Intended for healthcare professionals


Smoking in cars carrying children will be illegal in England from October

BMJ 2015; 350 doi: (Published 20 February 2015) Cite this as: BMJ 2015;350:h836
  1. Jacqui Wise
  1. 1London

The UK parliament has approved regulations that will make it illegal in England to smoke in cars that are carrying children.

The regulations, which come into force on 1 October 2015, will make it an offence to smoke, or to fail to prevent smoking, in a private vehicle when someone under 18 is present. People who do not comply could face a £50 fixed penalty notice. The regulations will not apply to drivers on their own in a car.

The British Lung Foundation has calculated that around 430 000 children are exposed to secondhand smoke in their family car every week.

Jane Ellison, public health minister, said, “Three million children are exposed to secondhand smoke in cars, putting their health at risk.
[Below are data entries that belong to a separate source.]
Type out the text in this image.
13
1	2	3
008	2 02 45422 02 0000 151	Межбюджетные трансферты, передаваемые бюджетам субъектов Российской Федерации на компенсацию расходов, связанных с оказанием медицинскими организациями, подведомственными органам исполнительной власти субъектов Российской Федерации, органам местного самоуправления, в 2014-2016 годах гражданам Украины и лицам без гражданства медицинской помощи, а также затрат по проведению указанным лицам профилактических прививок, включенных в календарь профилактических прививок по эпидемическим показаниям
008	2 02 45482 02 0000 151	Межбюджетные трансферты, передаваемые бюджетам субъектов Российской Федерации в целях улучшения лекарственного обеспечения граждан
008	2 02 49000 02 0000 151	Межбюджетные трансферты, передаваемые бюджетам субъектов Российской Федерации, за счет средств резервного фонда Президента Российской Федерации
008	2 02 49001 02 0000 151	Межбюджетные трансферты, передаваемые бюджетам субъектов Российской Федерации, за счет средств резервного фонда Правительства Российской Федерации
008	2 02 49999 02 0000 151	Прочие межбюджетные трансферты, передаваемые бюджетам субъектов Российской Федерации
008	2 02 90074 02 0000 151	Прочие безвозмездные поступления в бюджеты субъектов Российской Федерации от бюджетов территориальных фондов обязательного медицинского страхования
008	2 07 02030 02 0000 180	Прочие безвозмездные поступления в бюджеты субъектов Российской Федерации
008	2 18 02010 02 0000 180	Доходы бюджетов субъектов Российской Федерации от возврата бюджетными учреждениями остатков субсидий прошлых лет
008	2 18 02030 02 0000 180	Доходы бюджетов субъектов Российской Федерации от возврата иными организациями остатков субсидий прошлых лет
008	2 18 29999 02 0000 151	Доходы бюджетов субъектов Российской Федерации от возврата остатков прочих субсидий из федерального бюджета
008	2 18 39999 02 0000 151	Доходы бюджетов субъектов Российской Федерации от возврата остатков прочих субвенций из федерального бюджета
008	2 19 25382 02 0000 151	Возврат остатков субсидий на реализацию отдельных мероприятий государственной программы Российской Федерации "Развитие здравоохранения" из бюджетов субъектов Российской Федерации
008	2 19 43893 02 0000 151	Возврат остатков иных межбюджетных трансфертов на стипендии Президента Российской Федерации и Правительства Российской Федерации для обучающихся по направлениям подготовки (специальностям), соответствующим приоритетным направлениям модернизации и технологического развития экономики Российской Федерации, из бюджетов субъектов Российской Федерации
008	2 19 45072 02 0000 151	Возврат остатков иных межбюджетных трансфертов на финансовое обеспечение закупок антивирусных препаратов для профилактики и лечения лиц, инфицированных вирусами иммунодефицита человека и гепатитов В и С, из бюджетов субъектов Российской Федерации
We know that many of them feel embarrassed or frightened to ask adults to stop smoking, which is why the regulations are an important step in protecting children from the harms of secondhand smoke.”

The Royal College of Physicians called for such a ban in 2010 when it released its Passive Smoking and Children report.1 The report estimated that passive smoking caused more than 20 000 cases of lower respiratory tract infection, 120 000 cases of middle ear disease, and 22 000 new cases of wheezing and asthma every year in the United Kingdom. Jane Dacre, the college president, welcomed the move, saying, “I am delighted that this will help protect future generations of children from secondhand smoke.’